Formulation and Characterization of Bitter Melon (Momordica charantia Linn.) Fruit Fraction Loaded Solid Lipid Nanoparticles

Background: The main active compound of bitter melon (Momordica charantia Linn.) fruit is charantin, which is believed to have important role on antihyperglycemic effect. However, charantin compound has a large molecular weight and is easily hydrolysed when given orally. Therefore, a colloidal drug delivery system, such as solid lipid nanoparticles (SLN), is required to provide a suitable and effective delivery of charantin, which is contained in a bitter melon fraction (BMF). Objective: This study aimed to prepare and evaluate SLN containing BMF with an appropriate characteristic for transdermal delivery. Methods: Bitter melon fruits were extracted with ionic liquid of [BMIM]BF4 using ultrasound-assisted extraction (UAE) and fractionated with dichloromethane. Four formulas of BMF loaded SLN were prepared with various ratio of BMF to surfactant and various ratio of lipids using high-shear homogenization followed by ultrasonication method. The obtained SLN were characterized, including morphology, particle size distribution, zeta potential, and entrapment efficiency.
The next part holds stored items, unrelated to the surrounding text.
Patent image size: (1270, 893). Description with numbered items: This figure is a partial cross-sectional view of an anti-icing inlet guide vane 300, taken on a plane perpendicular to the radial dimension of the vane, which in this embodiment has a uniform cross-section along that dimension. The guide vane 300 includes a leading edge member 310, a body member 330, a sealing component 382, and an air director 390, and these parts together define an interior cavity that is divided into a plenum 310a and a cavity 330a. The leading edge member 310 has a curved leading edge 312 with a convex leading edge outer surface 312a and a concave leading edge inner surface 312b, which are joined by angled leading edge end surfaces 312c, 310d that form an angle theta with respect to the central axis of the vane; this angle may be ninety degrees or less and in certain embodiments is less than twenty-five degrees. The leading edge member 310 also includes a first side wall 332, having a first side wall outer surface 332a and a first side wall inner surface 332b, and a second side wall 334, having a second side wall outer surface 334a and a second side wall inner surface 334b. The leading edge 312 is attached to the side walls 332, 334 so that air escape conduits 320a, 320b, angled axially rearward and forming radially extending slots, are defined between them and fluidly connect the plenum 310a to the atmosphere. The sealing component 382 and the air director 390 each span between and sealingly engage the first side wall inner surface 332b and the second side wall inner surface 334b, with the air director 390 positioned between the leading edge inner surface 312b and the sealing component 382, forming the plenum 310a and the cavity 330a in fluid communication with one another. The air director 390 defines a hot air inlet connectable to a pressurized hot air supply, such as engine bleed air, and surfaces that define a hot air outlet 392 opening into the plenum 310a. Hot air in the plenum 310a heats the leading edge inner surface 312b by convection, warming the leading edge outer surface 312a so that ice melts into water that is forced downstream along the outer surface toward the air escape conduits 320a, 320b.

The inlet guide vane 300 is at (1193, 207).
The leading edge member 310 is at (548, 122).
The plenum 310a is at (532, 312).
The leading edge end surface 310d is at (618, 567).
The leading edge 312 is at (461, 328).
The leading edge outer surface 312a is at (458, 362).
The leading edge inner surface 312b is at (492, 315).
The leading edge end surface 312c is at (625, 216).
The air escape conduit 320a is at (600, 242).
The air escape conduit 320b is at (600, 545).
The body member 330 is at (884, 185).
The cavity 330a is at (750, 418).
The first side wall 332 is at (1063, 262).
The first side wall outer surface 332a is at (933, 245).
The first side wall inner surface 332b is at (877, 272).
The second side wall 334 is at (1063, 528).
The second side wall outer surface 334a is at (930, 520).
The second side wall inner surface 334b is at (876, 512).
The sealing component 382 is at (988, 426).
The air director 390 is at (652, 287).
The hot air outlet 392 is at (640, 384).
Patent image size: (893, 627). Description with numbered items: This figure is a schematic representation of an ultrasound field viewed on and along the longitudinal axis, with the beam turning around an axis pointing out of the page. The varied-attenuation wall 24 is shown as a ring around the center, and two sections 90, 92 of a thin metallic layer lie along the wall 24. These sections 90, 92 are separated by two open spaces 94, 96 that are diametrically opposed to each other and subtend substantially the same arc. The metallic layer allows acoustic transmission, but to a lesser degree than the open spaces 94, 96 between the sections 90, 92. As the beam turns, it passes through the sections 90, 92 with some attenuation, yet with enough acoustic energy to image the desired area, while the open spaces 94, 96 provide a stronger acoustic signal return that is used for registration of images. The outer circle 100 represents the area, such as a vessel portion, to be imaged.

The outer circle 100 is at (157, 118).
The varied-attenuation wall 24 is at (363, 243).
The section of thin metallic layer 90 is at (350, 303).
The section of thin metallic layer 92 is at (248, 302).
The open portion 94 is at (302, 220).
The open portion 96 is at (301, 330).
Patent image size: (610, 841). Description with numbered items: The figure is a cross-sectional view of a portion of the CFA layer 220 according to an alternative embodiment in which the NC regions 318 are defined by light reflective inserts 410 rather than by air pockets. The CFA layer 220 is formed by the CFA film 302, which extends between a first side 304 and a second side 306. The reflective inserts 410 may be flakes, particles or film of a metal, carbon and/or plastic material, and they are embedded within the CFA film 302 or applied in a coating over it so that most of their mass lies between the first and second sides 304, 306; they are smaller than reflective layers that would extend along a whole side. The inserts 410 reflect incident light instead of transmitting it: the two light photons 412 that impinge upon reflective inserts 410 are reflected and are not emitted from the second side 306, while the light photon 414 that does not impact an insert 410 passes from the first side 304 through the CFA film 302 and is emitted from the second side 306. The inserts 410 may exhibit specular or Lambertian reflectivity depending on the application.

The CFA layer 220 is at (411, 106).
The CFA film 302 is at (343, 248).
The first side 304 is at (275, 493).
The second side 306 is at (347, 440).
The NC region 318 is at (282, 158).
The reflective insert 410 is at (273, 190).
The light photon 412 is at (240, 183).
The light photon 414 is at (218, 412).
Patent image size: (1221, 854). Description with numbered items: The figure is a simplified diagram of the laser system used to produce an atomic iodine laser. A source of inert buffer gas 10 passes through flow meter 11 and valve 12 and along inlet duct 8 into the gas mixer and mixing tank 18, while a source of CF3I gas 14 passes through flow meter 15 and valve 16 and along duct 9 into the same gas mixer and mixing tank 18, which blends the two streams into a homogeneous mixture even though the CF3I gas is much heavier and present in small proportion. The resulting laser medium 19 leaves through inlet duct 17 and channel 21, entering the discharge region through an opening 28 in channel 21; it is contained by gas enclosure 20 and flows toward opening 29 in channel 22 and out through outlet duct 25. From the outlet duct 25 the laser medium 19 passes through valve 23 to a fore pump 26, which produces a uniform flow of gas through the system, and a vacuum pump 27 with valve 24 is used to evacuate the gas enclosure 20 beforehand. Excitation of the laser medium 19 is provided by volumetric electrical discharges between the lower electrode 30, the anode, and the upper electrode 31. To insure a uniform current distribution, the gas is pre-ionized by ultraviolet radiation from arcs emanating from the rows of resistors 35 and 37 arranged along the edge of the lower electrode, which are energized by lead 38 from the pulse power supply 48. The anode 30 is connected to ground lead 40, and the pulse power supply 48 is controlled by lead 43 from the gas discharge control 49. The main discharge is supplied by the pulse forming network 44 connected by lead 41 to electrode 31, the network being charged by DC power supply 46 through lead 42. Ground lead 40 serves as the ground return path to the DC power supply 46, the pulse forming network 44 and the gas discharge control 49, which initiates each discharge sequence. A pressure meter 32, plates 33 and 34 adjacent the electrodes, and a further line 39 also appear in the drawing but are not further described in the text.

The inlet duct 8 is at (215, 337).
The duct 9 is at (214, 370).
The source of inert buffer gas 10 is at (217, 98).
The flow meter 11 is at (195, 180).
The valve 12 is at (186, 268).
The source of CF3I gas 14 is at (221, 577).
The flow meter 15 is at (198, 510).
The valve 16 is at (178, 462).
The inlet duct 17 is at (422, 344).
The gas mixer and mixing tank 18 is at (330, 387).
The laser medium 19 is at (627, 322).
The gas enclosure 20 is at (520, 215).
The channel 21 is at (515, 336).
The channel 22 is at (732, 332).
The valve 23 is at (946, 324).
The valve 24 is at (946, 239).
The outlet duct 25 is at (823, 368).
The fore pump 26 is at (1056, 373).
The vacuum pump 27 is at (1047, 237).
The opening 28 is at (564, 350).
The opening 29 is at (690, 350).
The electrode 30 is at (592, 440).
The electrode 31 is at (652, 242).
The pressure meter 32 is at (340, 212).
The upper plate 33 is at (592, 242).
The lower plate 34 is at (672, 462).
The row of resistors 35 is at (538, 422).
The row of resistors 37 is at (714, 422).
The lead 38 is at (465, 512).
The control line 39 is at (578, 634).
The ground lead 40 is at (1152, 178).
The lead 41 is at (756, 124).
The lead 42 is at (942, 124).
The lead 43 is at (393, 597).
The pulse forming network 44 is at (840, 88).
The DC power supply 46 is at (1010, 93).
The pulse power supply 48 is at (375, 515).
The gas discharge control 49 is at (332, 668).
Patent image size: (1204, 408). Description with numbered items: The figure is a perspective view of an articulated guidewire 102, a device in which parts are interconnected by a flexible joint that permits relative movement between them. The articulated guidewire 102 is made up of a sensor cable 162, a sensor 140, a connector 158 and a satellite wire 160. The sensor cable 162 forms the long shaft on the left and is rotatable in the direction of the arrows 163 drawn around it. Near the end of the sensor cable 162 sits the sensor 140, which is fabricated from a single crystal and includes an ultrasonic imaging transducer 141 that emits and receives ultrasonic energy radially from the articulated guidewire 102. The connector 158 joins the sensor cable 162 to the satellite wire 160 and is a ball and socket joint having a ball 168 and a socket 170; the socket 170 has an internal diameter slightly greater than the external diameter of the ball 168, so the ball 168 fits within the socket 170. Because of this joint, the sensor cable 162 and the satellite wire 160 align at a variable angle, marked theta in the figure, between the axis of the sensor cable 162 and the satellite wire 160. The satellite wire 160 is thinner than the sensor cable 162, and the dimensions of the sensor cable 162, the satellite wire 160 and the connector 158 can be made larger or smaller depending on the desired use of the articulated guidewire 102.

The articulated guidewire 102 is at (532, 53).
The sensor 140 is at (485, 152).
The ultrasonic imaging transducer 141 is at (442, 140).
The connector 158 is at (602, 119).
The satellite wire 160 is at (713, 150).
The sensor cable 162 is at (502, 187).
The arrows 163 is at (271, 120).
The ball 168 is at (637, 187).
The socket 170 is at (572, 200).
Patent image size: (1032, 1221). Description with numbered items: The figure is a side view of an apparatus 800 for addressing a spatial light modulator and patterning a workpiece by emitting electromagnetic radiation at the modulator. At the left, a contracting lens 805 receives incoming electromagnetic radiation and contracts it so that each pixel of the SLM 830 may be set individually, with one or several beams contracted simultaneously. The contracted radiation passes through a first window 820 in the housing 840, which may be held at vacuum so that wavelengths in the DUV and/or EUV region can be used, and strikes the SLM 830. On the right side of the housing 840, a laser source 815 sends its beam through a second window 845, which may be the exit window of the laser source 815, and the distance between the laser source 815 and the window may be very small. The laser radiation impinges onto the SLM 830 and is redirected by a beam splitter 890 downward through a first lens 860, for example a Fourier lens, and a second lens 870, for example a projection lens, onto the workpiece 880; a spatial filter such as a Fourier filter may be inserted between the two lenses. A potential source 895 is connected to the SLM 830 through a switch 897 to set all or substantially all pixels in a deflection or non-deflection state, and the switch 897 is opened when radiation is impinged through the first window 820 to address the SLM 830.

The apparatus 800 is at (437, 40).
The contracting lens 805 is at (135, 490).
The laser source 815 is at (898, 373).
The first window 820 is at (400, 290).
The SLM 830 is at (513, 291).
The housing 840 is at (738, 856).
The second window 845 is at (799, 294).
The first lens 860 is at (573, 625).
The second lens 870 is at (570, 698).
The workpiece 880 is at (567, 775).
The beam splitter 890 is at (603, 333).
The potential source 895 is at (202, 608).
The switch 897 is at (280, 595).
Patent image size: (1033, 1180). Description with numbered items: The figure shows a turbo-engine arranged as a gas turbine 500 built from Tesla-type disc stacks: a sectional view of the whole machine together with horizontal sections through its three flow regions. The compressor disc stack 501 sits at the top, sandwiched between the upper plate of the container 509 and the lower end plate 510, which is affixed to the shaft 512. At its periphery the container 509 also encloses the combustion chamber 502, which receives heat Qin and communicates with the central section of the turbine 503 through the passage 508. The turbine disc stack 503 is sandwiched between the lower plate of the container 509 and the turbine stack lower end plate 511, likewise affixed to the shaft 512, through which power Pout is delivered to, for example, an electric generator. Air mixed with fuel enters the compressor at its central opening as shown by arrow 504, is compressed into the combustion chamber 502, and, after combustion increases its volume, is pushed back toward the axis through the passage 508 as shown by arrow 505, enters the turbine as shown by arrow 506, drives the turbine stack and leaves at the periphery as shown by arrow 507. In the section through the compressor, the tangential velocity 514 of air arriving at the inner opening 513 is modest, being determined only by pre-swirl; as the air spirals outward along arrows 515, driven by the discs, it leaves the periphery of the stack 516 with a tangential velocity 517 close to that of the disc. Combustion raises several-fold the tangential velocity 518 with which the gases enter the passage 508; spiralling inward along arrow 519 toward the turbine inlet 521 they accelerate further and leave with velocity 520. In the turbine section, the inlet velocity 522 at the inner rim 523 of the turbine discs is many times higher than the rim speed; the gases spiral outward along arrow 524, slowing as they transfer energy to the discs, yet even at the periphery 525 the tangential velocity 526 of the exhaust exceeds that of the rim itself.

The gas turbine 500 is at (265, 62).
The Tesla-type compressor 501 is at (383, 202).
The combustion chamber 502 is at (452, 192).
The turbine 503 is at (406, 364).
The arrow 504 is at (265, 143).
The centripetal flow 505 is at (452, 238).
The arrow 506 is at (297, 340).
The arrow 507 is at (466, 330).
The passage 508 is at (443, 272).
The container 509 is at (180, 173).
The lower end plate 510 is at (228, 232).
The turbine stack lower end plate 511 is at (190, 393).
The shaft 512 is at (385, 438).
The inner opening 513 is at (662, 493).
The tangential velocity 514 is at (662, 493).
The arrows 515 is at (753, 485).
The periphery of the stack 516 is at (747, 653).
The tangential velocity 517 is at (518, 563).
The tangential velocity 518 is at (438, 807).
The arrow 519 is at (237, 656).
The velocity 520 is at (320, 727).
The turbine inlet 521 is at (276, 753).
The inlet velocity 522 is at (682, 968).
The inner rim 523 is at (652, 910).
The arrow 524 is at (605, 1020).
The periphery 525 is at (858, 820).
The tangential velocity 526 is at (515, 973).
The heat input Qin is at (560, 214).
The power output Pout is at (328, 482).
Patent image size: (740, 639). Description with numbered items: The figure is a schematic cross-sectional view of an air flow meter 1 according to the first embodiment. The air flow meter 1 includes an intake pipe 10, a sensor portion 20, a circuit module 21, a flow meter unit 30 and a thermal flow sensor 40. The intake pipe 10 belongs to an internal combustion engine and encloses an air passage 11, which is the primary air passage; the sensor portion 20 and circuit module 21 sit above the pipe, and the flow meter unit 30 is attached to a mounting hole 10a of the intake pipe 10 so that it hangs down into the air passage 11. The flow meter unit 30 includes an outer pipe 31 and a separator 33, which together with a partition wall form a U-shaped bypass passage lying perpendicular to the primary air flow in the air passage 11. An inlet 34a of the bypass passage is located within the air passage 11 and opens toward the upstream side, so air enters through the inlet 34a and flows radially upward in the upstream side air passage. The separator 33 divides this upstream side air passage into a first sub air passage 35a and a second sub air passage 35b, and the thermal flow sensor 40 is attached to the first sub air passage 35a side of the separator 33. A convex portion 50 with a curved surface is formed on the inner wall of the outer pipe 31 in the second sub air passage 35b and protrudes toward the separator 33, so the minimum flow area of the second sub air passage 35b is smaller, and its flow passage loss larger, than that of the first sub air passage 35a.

Furthermore, the stability study of BMF-loaded SLN was also conducted. Results: The result showed that BMF was a dry powder and brownish fraction with a specific smell. The BMF loaded SLN showed a spherical shape with the SLN F1 formula as a selected formula. The SLN F1 showed a particle size (Z-average) of 98.3±1.98 nm, polydispersity index of 0.26±0.01, zeta potential of -39.53±0.15 mV, and entrapment efficiency of 82.96±1.42 %. According to the stability study, it revealed that the BMF loaded SLN F1 had an acceptable stability, which the charantin content in the SLN was 96.52% after 3 months storage at 25°C ± 2°C. Conclusion: The BMF loaded SLN F1 with 1:12 ratio of BMF to surfactant and 1:2 ratio of capric caprylic triglyceride to glyceryl monostearate was selected as the best formula with the appropriate characteristics for transdermal delivery.